Le lecteur est d’abord choqué, celui qui n’a pas connu cette époque et qui comprend mal une telle hargne à se venger des collabos. Que va faire Laurent, lui, tout juste sorti de prison, trimballant vaille que vaille son passé ? Participer aux opérations ? Tuer, alors que la guerre devrait être finie ? Peut-il excuser ces actes de terrorisme ? Que répondre à Hélène, la fille du chef de groupe, protestante pratiquante, quand elle lui cite la Bible : « Que le juste lave ses pieds dans le sang du méchant » ?
 
« Laurent se demanda un moment en quoi cette doctrine différait du fascisme contre lequel elle semblait avoir combattu. » Laurent aura, comme les autres, les mains rouges, rouges de sang.

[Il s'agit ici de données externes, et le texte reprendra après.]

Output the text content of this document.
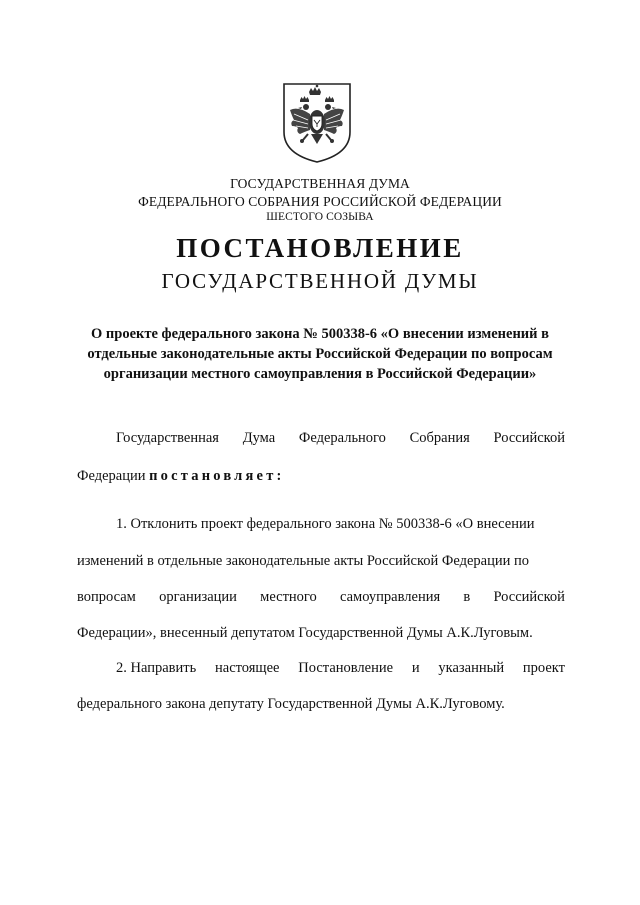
ГОСУДАРСТВЕННАЯ ДУМА
ФЕДЕРАЛЬНОГО СОБРАНИЯ РОССИЙСКОЙ ФЕДЕРАЦИИ
ШЕСТОГО СОЗЫВА
ПОСТАНОВЛЕНИЕ
ГОСУДАРСТВЕННОЙ ДУМЫ
О проекте федерального закона № 500338-6 «О внесении изменений в
отдельные законодательные акты Российской Федерации по вопросам
организации местного самоуправления в Российской Федерации»
Государственная Дума Федерального Собрания Российской
Федерации постановляет:
1. Отклонить проект федерального закона № 500338-6 «О внесении
изменений в отдельные законодательные акты Российской Федерации по
вопросам организации местного самоуправления в Российской
Федерации», внесенный депутатом Государственной Думы А.К.Луговым.
2. Направить настоящее Постановление и указанный проект
федерального закона депутату Государственной Думы А.К.Луговому.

Et moi, lectrice, je l’accompagne, j’essaie de me situer. Ce roman me plonge dans un contexte historique et social, et je m’interroge. Les questions de Laurent deviennent les miennes, elles sont au coeur du roman.
 
Quelles sont les forces de ces combattants, d’origines très diverses, dont les contradictions les mènent à une mort « pour rien » ? Dix ans après l’écriture de ce roman, je naissais, à l’époque de la guerre d’Algérie, et j’allais plus tard entendre parler de Lotta Continua en Italie.

Jean Meckert ne juge pas, il t’attrape par le paletot et tu es priée de t’exprimer.


 
Danielle Beauguion, libraire
Vent de Soleil (Auray)

 

 


 
Jean Meckert - Œuvres vol. 7, Nous avons les mains rouges – Joelle Losfeld – 9782072870477 – 12.80 €


Commentaires
Sujet original qui change des sempiternels thèmes à la mode dont nous abreuvent l'édition...

Bravo !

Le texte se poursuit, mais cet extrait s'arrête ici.